That you will always keep in mind that your legal career is but a means to an end, and as Father Jenkins told you this morning, that end is building the kingdom of God.
—Amy Coney Barrett in a 2006 speech to Notre Dame graduates
Now that's some scary stuff — just whose kingdom? — which has as much business sitting on the US Supreme Court as Trump has in the White House.
This nation is the world's oldest representative democracy precisely because it was founded on secular grounds, thereby avoiding the kinds of combative religious fanaticism that had plagued and bloodied Europe for centuries. A failure or refusal to embrace such fundamental historical background belies her Scalia-mentored reputation of "intellectual rigor."
Sen. Dianne Feinstein put it perfectly in 2017 at Barrett's appeals court hearing: "When you read your speeches, the conclusion one draws is that the dogma lives loudly within you, and that’s of concern when you come to big issues that large numbers of people have fought for years in this country."
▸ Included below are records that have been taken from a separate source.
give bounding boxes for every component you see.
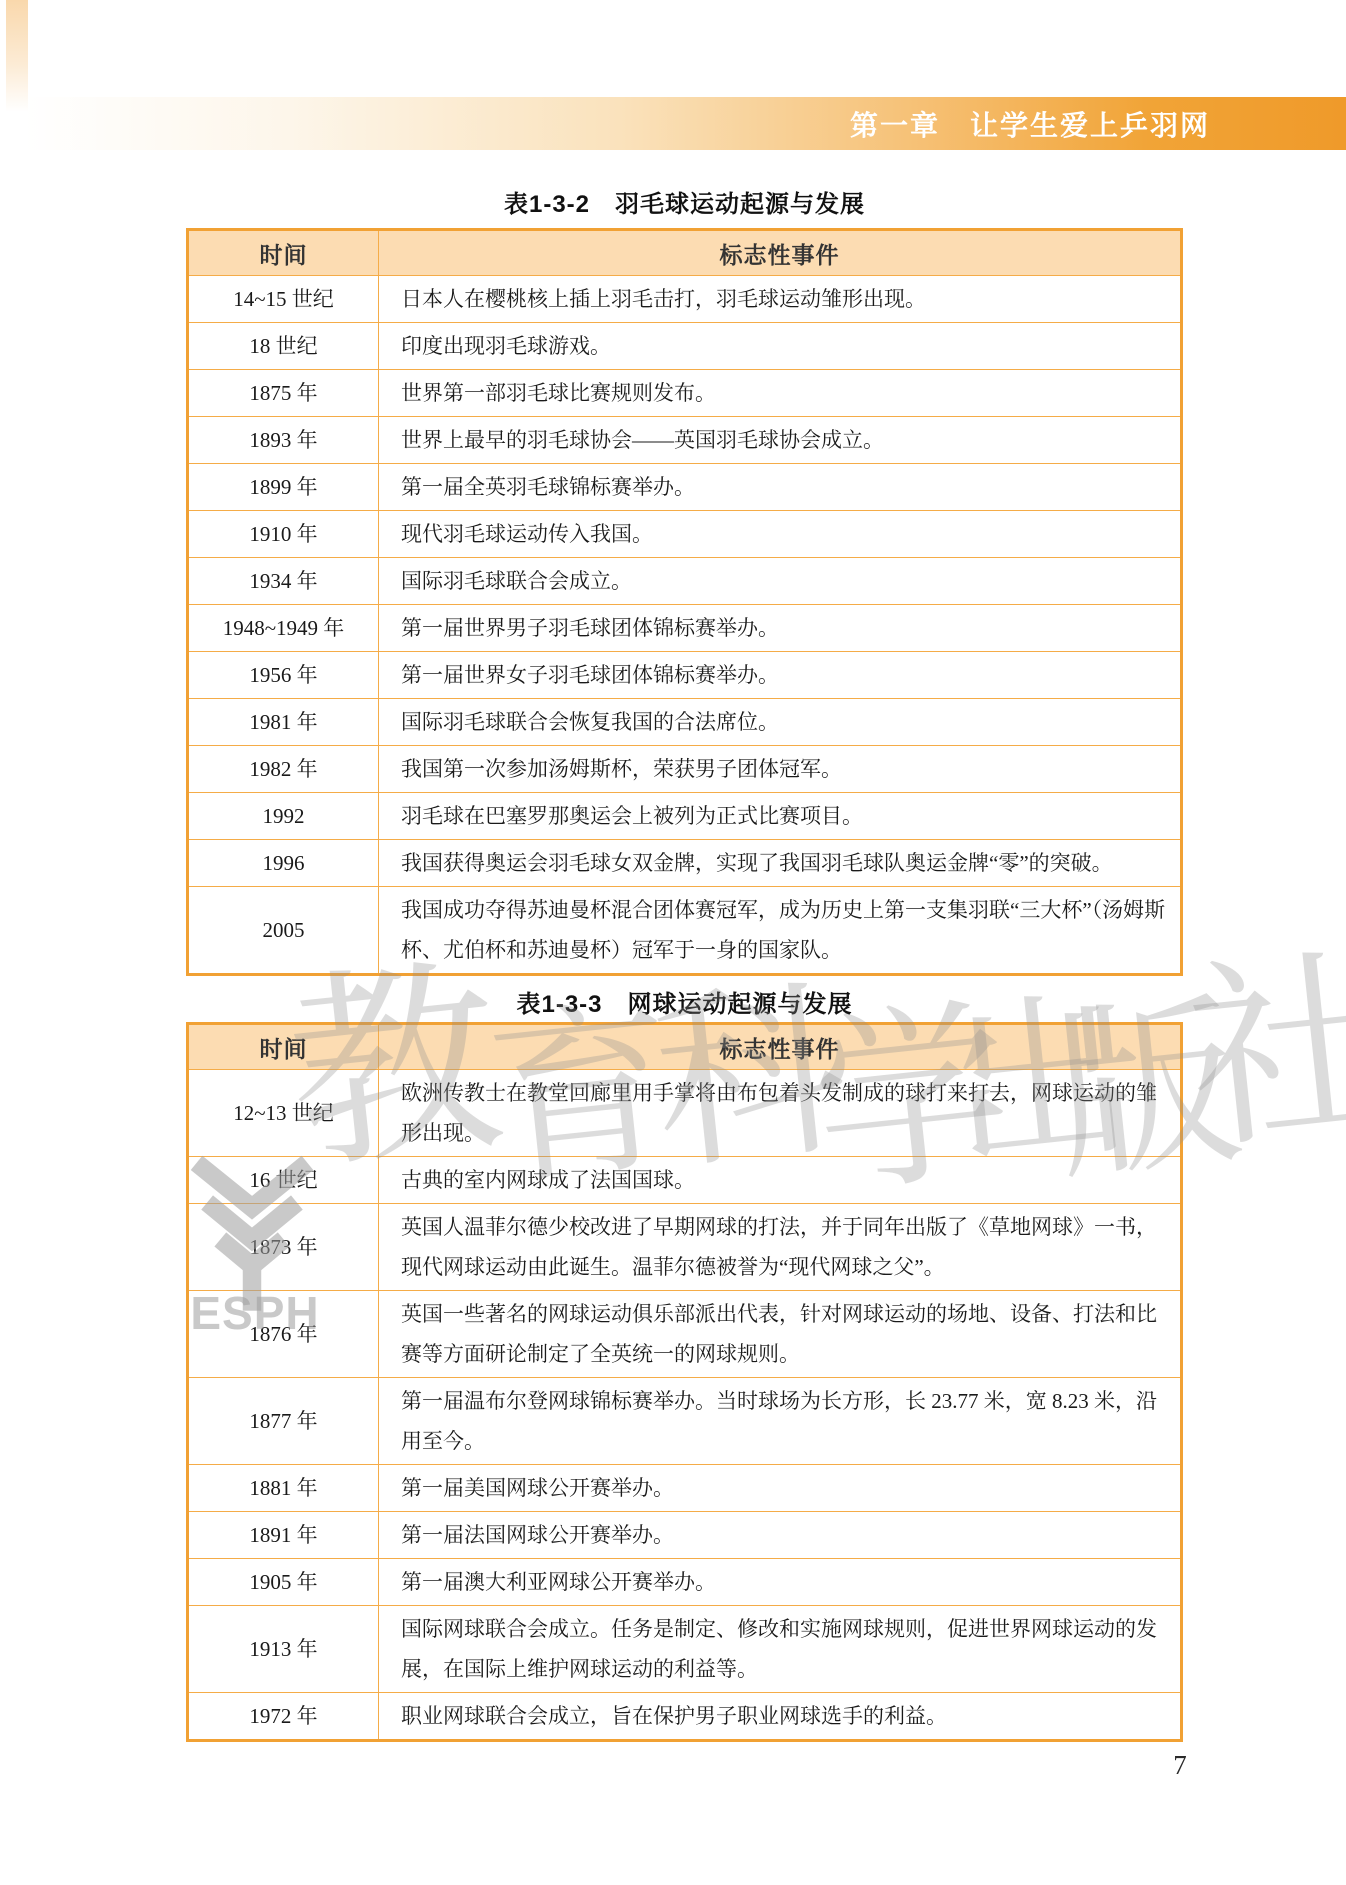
event-cell: 国际羽毛球联合会恢复我国的合法席位。 <box>379 699 1182 746</box>
table-2-title: 表1-3-3 网球运动起源与发展 <box>186 984 1183 1019</box>
column-header-time: 时间 <box>188 230 379 276</box>
tennis-history-table: 时间 标志性事件 12~13 世纪欧洲传教士在教堂回廊里用手掌将由布包着头发制成… <box>186 1022 1183 1742</box>
time-cell: 1899 年 <box>188 464 379 511</box>
time-cell: 1913 年 <box>188 1606 379 1693</box>
time-cell: 1881 年 <box>188 1465 379 1512</box>
event-cell: 第一届世界男子羽毛球团体锦标赛举办。 <box>379 605 1182 652</box>
table-row: 1956 年第一届世界女子羽毛球团体锦标赛举办。 <box>188 652 1182 699</box>
time-cell: 1948~1949 年 <box>188 605 379 652</box>
watermark-char: 社 <box>1180 945 1346 1165</box>
book-page: 第一章 让学生爱上乒羽网 表1-3-2 羽毛球运动起源与发展 时间 标志性事件 … <box>0 0 1346 1885</box>
table-row: 1891 年第一届法国网球公开赛举办。 <box>188 1512 1182 1559</box>
time-cell: 1982 年 <box>188 746 379 793</box>
column-header-time: 时间 <box>188 1024 379 1070</box>
time-cell: 1981 年 <box>188 699 379 746</box>
table-row: 1982 年我国第一次参加汤姆斯杯，荣获男子团体冠军。 <box>188 746 1182 793</box>
event-cell: 羽毛球在巴塞罗那奥运会上被列为正式比赛项目。 <box>379 793 1182 840</box>
event-cell: 世界第一部羽毛球比赛规则发布。 <box>379 370 1182 417</box>
time-cell: 1876 年 <box>188 1291 379 1378</box>
table-row: 1992羽毛球在巴塞罗那奥运会上被列为正式比赛项目。 <box>188 793 1182 840</box>
time-cell: 14~15 世纪 <box>188 276 379 323</box>
event-cell: 欧洲传教士在教堂回廊里用手掌将由布包着头发制成的球打来打去，网球运动的雏形出现。 <box>379 1070 1182 1157</box>
time-cell: 1873 年 <box>188 1204 379 1291</box>
event-cell: 我国成功夺得苏迪曼杯混合团体赛冠军，成为历史上第一支集羽联“三大杯”（汤姆斯杯、… <box>379 887 1182 975</box>
time-cell: 1893 年 <box>188 417 379 464</box>
event-cell: 世界上最早的羽毛球协会——英国羽毛球协会成立。 <box>379 417 1182 464</box>
time-cell: 1877 年 <box>188 1378 379 1465</box>
event-cell: 第一届澳大利亚网球公开赛举办。 <box>379 1559 1182 1606</box>
table-row: 1899 年第一届全英羽毛球锦标赛举办。 <box>188 464 1182 511</box>
event-cell: 日本人在樱桃核上插上羽毛击打，羽毛球运动雏形出现。 <box>379 276 1182 323</box>
table-row: 1873 年英国人温菲尔德少校改进了早期网球的打法，并于同年出版了《草地网球》一… <box>188 1204 1182 1291</box>
event-cell: 我国获得奥运会羽毛球女双金牌，实现了我国羽毛球队奥运金牌“零”的突破。 <box>379 840 1182 887</box>
time-cell: 1996 <box>188 840 379 887</box>
time-cell: 1972 年 <box>188 1693 379 1741</box>
table-header-row: 时间 标志性事件 <box>188 230 1182 276</box>
table-row: 1934 年国际羽毛球联合会成立。 <box>188 558 1182 605</box>
badminton-history-table: 时间 标志性事件 14~15 世纪日本人在樱桃核上插上羽毛击打，羽毛球运动雏形出… <box>186 228 1183 976</box>
table-row: 14~15 世纪日本人在樱桃核上插上羽毛击打，羽毛球运动雏形出现。 <box>188 276 1182 323</box>
table-row: 1905 年第一届澳大利亚网球公开赛举办。 <box>188 1559 1182 1606</box>
event-cell: 印度出现羽毛球游戏。 <box>379 323 1182 370</box>
event-cell: 职业网球联合会成立，旨在保护男子职业网球选手的利益。 <box>379 1693 1182 1741</box>
time-cell: 12~13 世纪 <box>188 1070 379 1157</box>
table-row: 1876 年英国一些著名的网球运动俱乐部派出代表，针对网球运动的场地、设备、打法… <box>188 1291 1182 1378</box>
table-row: 1877 年第一届温布尔登网球锦标赛举办。当时球场为长方形，长 23.77 米，… <box>188 1378 1182 1465</box>
chapter-header-title: 第一章 让学生爱上乒羽网 <box>850 104 1210 144</box>
table-row: 1875 年世界第一部羽毛球比赛规则发布。 <box>188 370 1182 417</box>
table-row: 1972 年职业网球联合会成立，旨在保护男子职业网球选手的利益。 <box>188 1693 1182 1741</box>
table-row: 1913 年国际网球联合会成立。任务是制定、修改和实施网球规则，促进世界网球运动… <box>188 1606 1182 1693</box>
time-cell: 1910 年 <box>188 511 379 558</box>
table-1-title: 表1-3-2 羽毛球运动起源与发展 <box>186 184 1183 219</box>
time-cell: 1956 年 <box>188 652 379 699</box>
event-cell: 国际羽毛球联合会成立。 <box>379 558 1182 605</box>
table-row: 1996我国获得奥运会羽毛球女双金牌，实现了我国羽毛球队奥运金牌“零”的突破。 <box>188 840 1182 887</box>
time-cell: 2005 <box>188 887 379 975</box>
chapter-header-bar: 第一章 让学生爱上乒羽网 <box>25 97 1346 150</box>
event-cell: 第一届世界女子羽毛球团体锦标赛举办。 <box>379 652 1182 699</box>
time-cell: 1891 年 <box>188 1512 379 1559</box>
event-cell: 英国人温菲尔德少校改进了早期网球的打法，并于同年出版了《草地网球》一书，现代网球… <box>379 1204 1182 1291</box>
column-header-event: 标志性事件 <box>379 1024 1182 1070</box>
table-header-row: 时间 标志性事件 <box>188 1024 1182 1070</box>
event-cell: 第一届温布尔登网球锦标赛举办。当时球场为长方形，长 23.77 米，宽 8.23… <box>379 1378 1182 1465</box>
table-row: 12~13 世纪欧洲传教士在教堂回廊里用手掌将由布包着头发制成的球打来打去，网球… <box>188 1070 1182 1157</box>
table-row: 16 世纪古典的室内网球成了法国国球。 <box>188 1157 1182 1204</box>
event-cell: 我国第一次参加汤姆斯杯，荣获男子团体冠军。 <box>379 746 1182 793</box>
event-cell: 英国一些著名的网球运动俱乐部派出代表，针对网球运动的场地、设备、打法和比赛等方面… <box>379 1291 1182 1378</box>
event-cell: 现代羽毛球运动传入我国。 <box>379 511 1182 558</box>
table-row: 18 世纪印度出现羽毛球游戏。 <box>188 323 1182 370</box>
event-cell: 第一届全英羽毛球锦标赛举办。 <box>379 464 1182 511</box>
time-cell: 1905 年 <box>188 1559 379 1606</box>
page-number: 7 <box>1160 1750 1200 1781</box>
table-row: 1948~1949 年第一届世界男子羽毛球团体锦标赛举办。 <box>188 605 1182 652</box>
time-cell: 1875 年 <box>188 370 379 417</box>
time-cell: 16 世纪 <box>188 1157 379 1204</box>
time-cell: 1934 年 <box>188 558 379 605</box>
column-header-event: 标志性事件 <box>379 230 1182 276</box>
event-cell: 第一届美国网球公开赛举办。 <box>379 1465 1182 1512</box>
table-row: 1893 年世界上最早的羽毛球协会——英国羽毛球协会成立。 <box>188 417 1182 464</box>
time-cell: 18 世纪 <box>188 323 379 370</box>
table-row: 1981 年国际羽毛球联合会恢复我国的合法席位。 <box>188 699 1182 746</box>
event-cell: 第一届法国网球公开赛举办。 <box>379 1512 1182 1559</box>
table-row: 1881 年第一届美国网球公开赛举办。 <box>188 1465 1182 1512</box>
event-cell: 古典的室内网球成了法国国球。 <box>379 1157 1182 1204</box>
time-cell: 1992 <box>188 793 379 840</box>
table-row: 1910 年现代羽毛球运动传入我国。 <box>188 511 1182 558</box>
table-row: 2005我国成功夺得苏迪曼杯混合团体赛冠军，成为历史上第一支集羽联“三大杯”（汤… <box>188 887 1182 975</box>
event-cell: 国际网球联合会成立。任务是制定、修改和实施网球规则，促进世界网球运动的发展，在国… <box>379 1606 1182 1693</box>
The senator's remark was a sober, religiously unprejudiced opinion directed only at intoxicated religious bias, which had no business on the Seventh Circuit Court of Appeals, either.
Yet Senate Republicans will, as they are invariably wont to do, battle Democrats' conscientious, dispassionate objections to Barrett's peculiar beliefs "by daring liberals to demonize a religious woman," writes the Times.
Such is the essence of cheap demagoguery, without which the Republican Party would cease to exist. Let us pray.